244. Des organes gouvernementaux indépendants composés de personnes d'une haute
autorité morale devraient être créés et chargés d'inspecter les centres de détention
et établissements pénitentiaires. Le Gouvernement devrait aussi mettre en place
une instance indépendante chargée d'enquêter sur les plaintes déposées contre
des membres de la police.
245. Le Gouvernement devrait tâcher de combler le retard accumulé dans le traitement
des affaires pénales, qui se traduit par une prolongation excessive et illégale
des détentions avant jugement, qui va à l'encontre du droit des accusés d'être
jugés dans un délai raisonnable.
246. Le Gouvernement devrait doter le Bureau du Médiateur du personnel et des
moyens financiers dont il a besoin pour commencer à exercer ses fonctions dans
le domaine de la protection des droits de l'homme, ainsi qu'il est prévu par
la Constitution namibienne.
247. Le Comité recommande que les diverses allégations de mauvais traitements
qui ont été portées à son attention fassent l'objet d'enquêtes et que les résultats
de celles-ci lui soient communiqués. Le Comité recommande aussi que les cas
de disparition d'anciens membres de la South West Africa People's Organization
(SWAPO) fassent promptement l'objet d'enquêtes impartiales conformément à l'article
12 de la Convention. Chaque fois qu'il existe des motifs raisonnables de penser
que ces disparitions sont à rattacher à des actes de torture ou à d'autres formes
de traitements cruels, inhumains ou dégradants, les ayants cause des victimes
décédées devraient, conformément à l'article 14 de la Convention, être indemnisés
équitablement et de manière adéquate. Les auteurs de ces actes devraient être
traduits en justice.
248. Les chefs coutumiers qui composent les tribunaux communautaires de Namibie
doivent ou bien être effectivement tenus de respecter les limites imposées par
la loi à leur pouvoir d'ordonner la mise en détention avant jugement des suspects,
ou bien être privés de ce pouvoir d'ordonner des mises en détention avant jugement.

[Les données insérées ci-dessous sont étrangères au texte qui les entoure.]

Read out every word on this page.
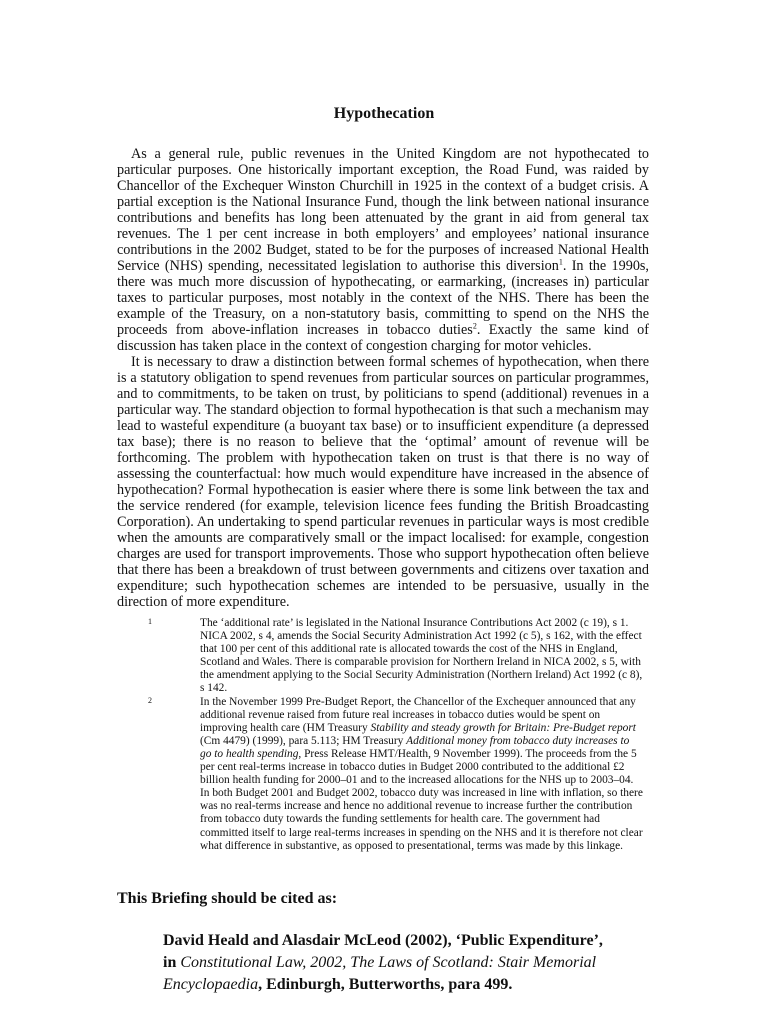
Hypothecation

As a general rule, public revenues in the United Kingdom are not hypothecated to particular purposes. One historically important exception, the Road Fund, was raided by Chancellor of the Exchequer Winston Churchill in 1925 in the context of a budget crisis. A partial exception is the National Insurance Fund, though the link between national insurance contributions and benefits has long been attenuated by the grant in aid from general tax revenues. The 1 per cent increase in both employers’ and employees’ national insurance contributions in the 2002 Budget, stated to be for the purposes of increased National Health Service (NHS) spending, necessitated legislation to authorise this diversion$^1$. In the 1990s, there was much more discussion of hypothecating, or earmarking, (increases in) particular taxes to particular purposes, most notably in the context of the NHS. There has been the example of the Treasury, on a non-statutory basis, committing to spend on the NHS the proceeds from above-inflation increases in tobacco duties$^2$. Exactly the same kind of discussion has taken place in the context of congestion charging for motor vehicles.

It is necessary to draw a distinction between formal schemes of hypothecation, when there is a statutory obligation to spend revenues from particular sources on particular programmes, and to commitments, to be taken on trust, by politicians to spend (additional) revenues in a particular way. The standard objection to formal hypothecation is that such a mechanism may lead to wasteful expenditure (a buoyant tax base) or to insufficient expenditure (a depressed tax base); there is no reason to believe that the ‘optimal’ amount of revenue will be forthcoming. The problem with hypothecation taken on trust is that there is no way of assessing the counterfactual: how much would expenditure have increased in the absence of hypothecation? Formal hypothecation is easier where there is some link between the tax and the service rendered (for example, television licence fees funding the British Broadcasting Corporation). An undertaking to spend particular revenues in particular ways is most credible when the amounts are comparatively small or the impact localised: for example, congestion charges are used for transport improvements. Those who support hypothecation often believe that there has been a breakdown of trust between governments and citizens over taxation and expenditure; such hypothecation schemes are intended to be persuasive, usually in the direction of more expenditure.

1	The ‘additional rate’ is legislated in the National Insurance Contributions Act 2002 (c 19), s 1. NICA 2002, s 4, amends the Social Security Administration Act 1992 (c 5), s 162, with the effect that 100 per cent of this additional rate is allocated towards the cost of the NHS in England, Scotland and Wales. There is comparable provision for Northern Ireland in NICA 2002, s 5, with the amendment applying to the Social Security Administration (Northern Ireland) Act 1992 (c 8), s 142.
2	In the November 1999 Pre-Budget Report, the Chancellor of the Exchequer announced that any additional revenue raised from future real increases in tobacco duties would be spent on improving health care (HM Treasury Stability and steady growth for Britain: Pre-Budget report (Cm 4479) (1999), para 5.113; HM Treasury Additional money from tobacco duty increases to go to health spending, Press Release HMT/Health, 9 November 1999). The proceeds from the 5 per cent real-terms increase in tobacco duties in Budget 2000 contributed to the additional £2 billion health funding for 2000–01 and to the increased allocations for the NHS up to 2003–04. In both Budget 2001 and Budget 2002, tobacco duty was increased in line with inflation, so there was no real-terms increase and hence no additional revenue to increase further the contribution from tobacco duty towards the funding settlements for health care. The government had committed itself to large real-terms increases in spending on the NHS and it is therefore not clear what difference in substantive, as opposed to presentational, terms was made by this linkage.
This Briefing should be cited as:
David Heald and Alasdair McLeod (2002), ‘Public Expenditure’,
in Constitutional Law, 2002, The Laws of Scotland: Stair Memorial Encyclopaedia, Edinburgh, Butterworths, para 499.
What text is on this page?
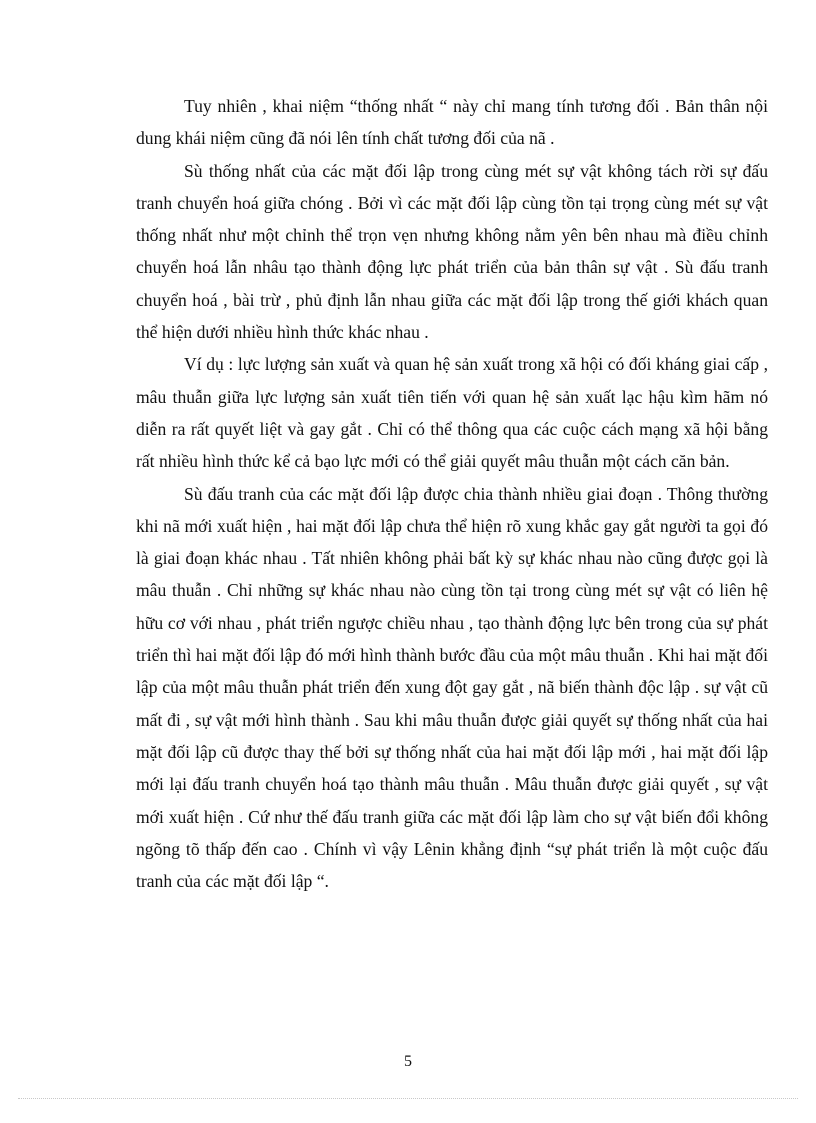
Tuy nhiên , khai niệm “thống nhất “ này chỉ mang tính tương đối . Bản thân nội dung khái niệm cũng đã nói lên tính chất tương đối của nã .

Sù thống nhất của các mặt đối lập trong cùng mét sự vật không tách rời sự đấu tranh chuyển hoá giữa chóng . Bởi vì các mặt đối lập cùng tồn tại trọng cùng mét sự vật thống nhất như một chỉnh thể trọn vẹn nhưng không nằm yên bên nhau mà điều chỉnh chuyển hoá lẫn nhâu tạo thành động lực phát triển của bản thân sự vật . Sù đấu tranh chuyển hoá , bài trừ , phủ định lẫn nhau giữa các mặt đối lập trong thế giới khách quan thể hiện dưới nhiều hình thức khác nhau .

Ví dụ : lực lượng sản xuất và quan hệ sản xuất trong xã hội có đối kháng giai cấp , mâu thuẫn giữa lực lượng sản xuất tiên tiến với quan hệ sản xuất lạc hậu kìm hãm nó diễn ra rất quyết liệt và gay gắt . Chỉ có thể thông qua các cuộc cách mạng xã hội bằng rất nhiều hình thức kể cả bạo lực mới có thể giải quyết mâu thuẫn một cách căn bản.

Sù đấu tranh của các mặt đối lập được chia thành nhiều giai đoạn . Thông thường khi nã mới xuất hiện , hai mặt đối lập chưa thể hiện rõ xung khắc gay gắt người ta gọi đó là giai đoạn khác nhau . Tất nhiên không phải bất kỳ sự khác nhau nào cũng được gọi là mâu thuẫn . Chỉ những sự khác nhau nào cùng tồn tại trong cùng mét sự vật có liên hệ hữu cơ với nhau , phát triển ngược chiều nhau , tạo thành động lực bên trong của sự phát triển thì hai mặt đối lập đó mới hình thành bước đầu của một mâu thuẫn . Khi hai mặt đối lập của một mâu thuẫn phát triển đến xung đột gay gắt , nã biến thành độc lập . sự vật cũ mất đi , sự vật mới hình thành . Sau khi mâu thuẫn được giải quyết sự thống nhất của hai mặt đối lập cũ được thay thế bởi sự thống nhất của hai mặt đối lập mới , hai mặt đối lập mới lại đấu tranh chuyển hoá tạo thành mâu thuẫn . Mâu thuẫn được giải quyết , sự vật mới xuất hiện . Cứ như thế đấu tranh giữa các mặt đối lập làm cho sự vật biến đổi không ngõng tõ thấp đến cao . Chính vì vậy Lênin khẳng định “sự phát triển là một cuộc đấu tranh của các mặt đối lập “.

5
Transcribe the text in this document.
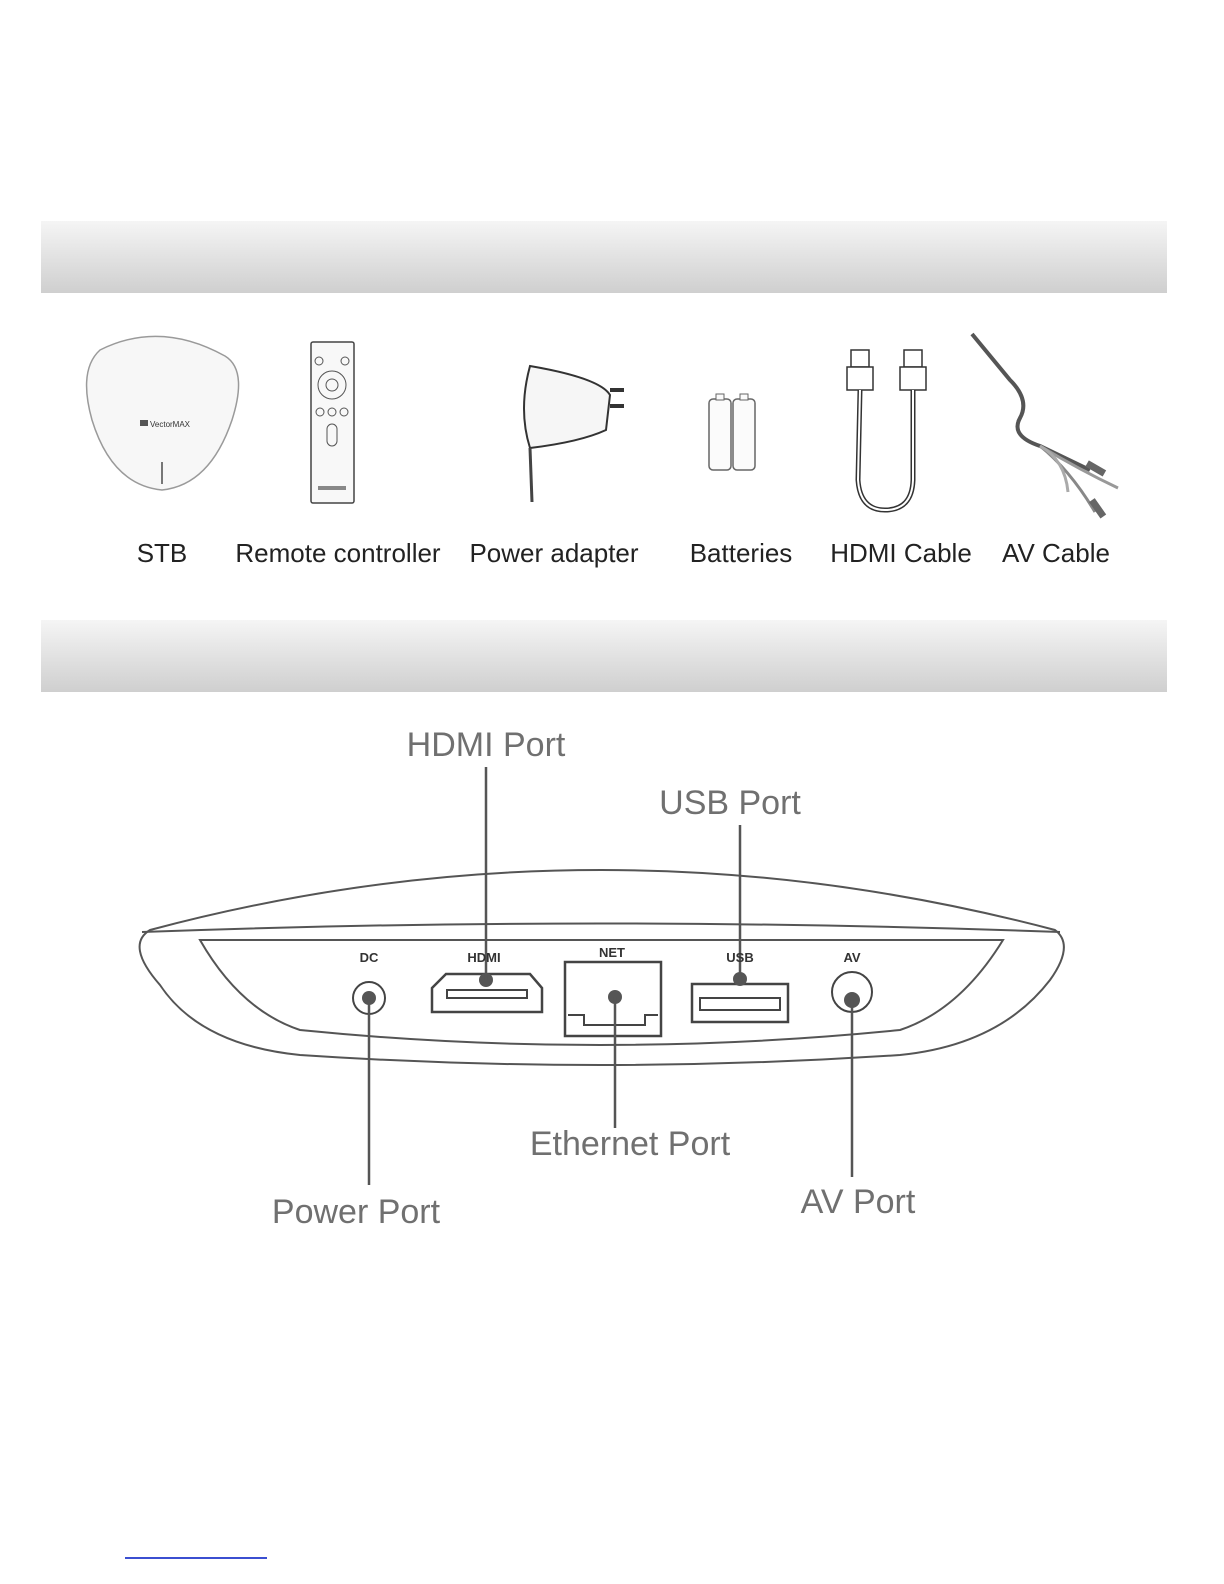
VectorMAX
DC	HDMI	NET	USB	AV
STB Remote controller Power adapter Batteries HDMI Cable AV Cable
HDMI Port
USB Port
Ethernet Port
Power Port	AV Port
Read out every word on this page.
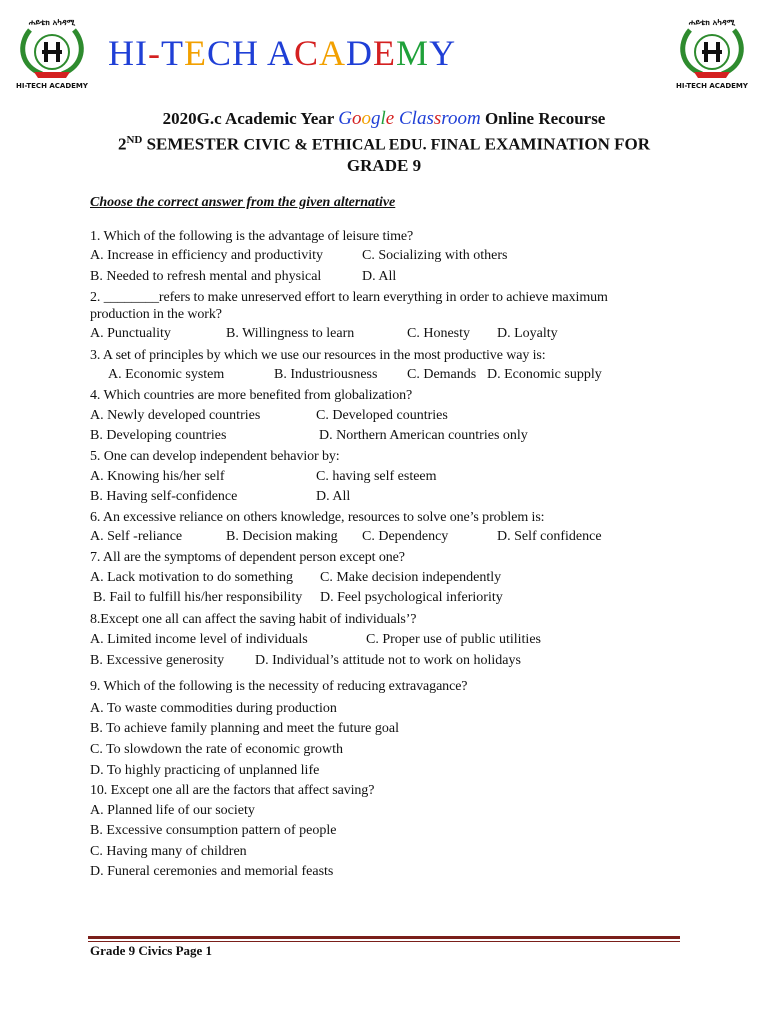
ሐይቴክ አካዳሚ
HI-TECH ACADEMY
ሐይቴክ አካዳሚ
HI-TECH ACADEMY
HI-TECH ACADEMY
2020G.c Academic Year Google Classroom Online Recourse
2ND SEMESTER CIVIC & ETHICAL EDU. FINAL EXAMINATION FOR
GRADE 9
Choose the correct answer from the given alternative
1. Which of the following is the advantage of leisure time?
A. Increase in efficiency and productivity	C. Socializing with others
B. Needed to refresh mental and physical	D. All
2. ________refers to make unreserved effort to learn everything in order to achieve maximum production in the work?
A. Punctuality	B. Willingness to learn	C. Honesty D. Loyalty
3. A set of principles by which we use our resources in the most productive way is:
A. Economic system	B. Industriousness C. Demands D. Economic supply
4. Which countries are more benefited from globalization?
A. Newly developed countries	C. Developed countries
B. Developing countries	D. Northern American countries only
5. One can develop independent behavior by:
A. Knowing his/her self	C. having self esteem
B. Having self-confidence	D. All
6. An excessive reliance on others knowledge, resources to solve one’s problem is:
A. Self -reliance	B. Decision making C. Dependency	D. Self confidence
7. All are the symptoms of dependent person except one?
A. Lack motivation to do something C. Make decision independently
B. Fail to fulfill his/her responsibility D. Feel psychological inferiority
8.Except one all can affect the saving habit of individuals’?
A. Limited income level of individuals	C. Proper use of public utilities
B. Excessive generosity D. Individual’s attitude not to work on holidays
9. Which of the following is the necessity of reducing extravagance?
A. To waste commodities during production
B. To achieve family planning and meet the future goal
C. To slowdown the rate of economic growth
D. To highly practicing of unplanned life
10. Except one all are the factors that affect saving?
A. Planned life of our society
B. Excessive consumption pattern of people
C. Having many of children
D. Funeral ceremonies and memorial feasts
Grade 9 Civics Page 1
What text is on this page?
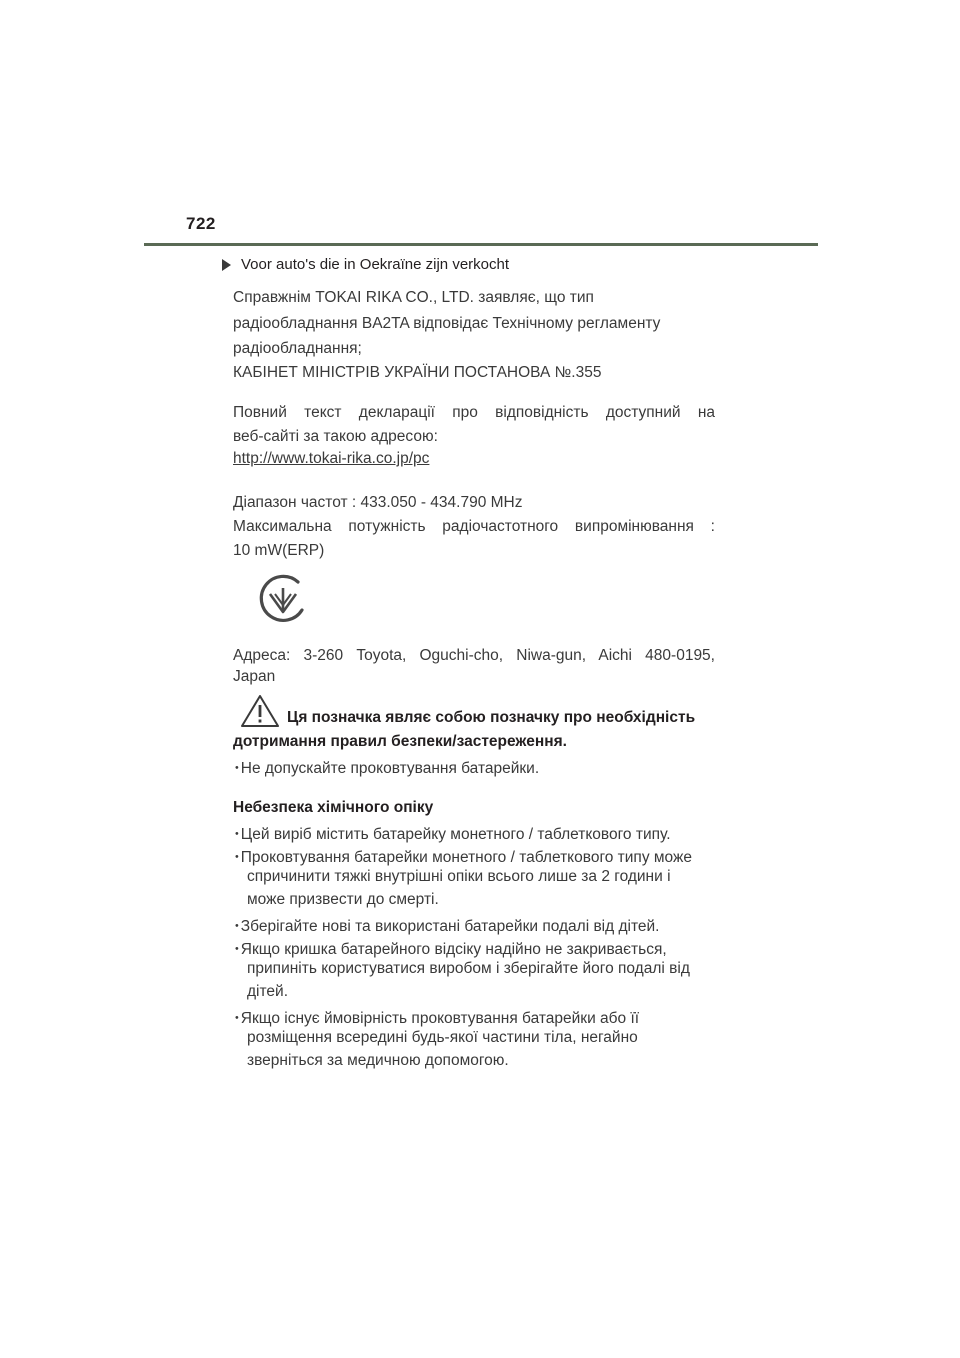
722
Voor auto's die in Oekraïne zijn verkocht
Справжнім TOKAI RIKA CO., LTD. заявляє, що тип
радіообладнання BA2TA відповідає Технічному регламенту
радіообладнання;
КАБІНЕТ МІНІСТРІВ УКРАЇНИ ПОСТАНОВА №.355
Повний текст декларації про відповідність доступний на
веб-сайті за такою адресою:
http://www.tokai-rika.co.jp/pc
Діапазон частот : 433.050 - 434.790 MHz
Максимальна потужність радіочастотного випромінювання :
10 mW(ERP)
Адреса: 3-260 Toyota, Oguchi-cho, Niwa-gun, Aichi 480-0195,
Japan
Ця позначка являє собою позначку про необхідність
дотримання правил безпеки/застереження.
･Не допускайте проковтування батарейки.
Небезпека хімічного опіку
･Цей виріб містить батарейку монетного / таблеткового типу.
･Проковтування батарейки монетного / таблеткового типу може
спричинити тяжкі внутрішні опіки всього лише за 2 години і
може призвести до смерті.
･Зберігайте нові та використані батарейки подалі від дітей.
･Якщо кришка батарейного відсіку надійно не закривається,
припиніть користуватися виробом і зберігайте його подалі від
дітей.
･Якщо існує ймовірність проковтування батарейки або її
розміщення всередині будь-якої частини тіла, негайно
зверніться за медичною допомогою.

249. Les autorités namibiennes devraient prendre les dispositions concrètes
voulues pour se conformer à l'article 3 de la Convention, c'est-à-dire pour
permettre aux réfugiés de demander un permis de résidence dans les cas où il
existe des motifs sérieux de croire qu'ils risqueraient d'être soumis à la torture
s'ils sont expulsés, refoulés ou extradés vers un autre pays.
250. Le Comité recommande que les châtiments corporels soient abolis dans les
plus brefs délais, puisqu'ils sont toujours autorisés par la loi de 1959 sur
les prisons et par la loi de 1977 sur la procédure pénale.
251. Le Comité recommande que les victimes de la torture en Namibie soient habilitées
à intenter, outre une action au civil pour obtenir réparation, une action au
pénal à l'encontre de leurs tortionnaires.
252. Compte tenu de la séparation existant normalement entre procédure disciplinaire
et procédure pénale, le Comité considère comme superflu le fait qu'en Namibie,
la possibilité d'engager une procédure disciplinaire à l'encontre d'un tortionnaire
dépend de l'issue de la procédure pénale.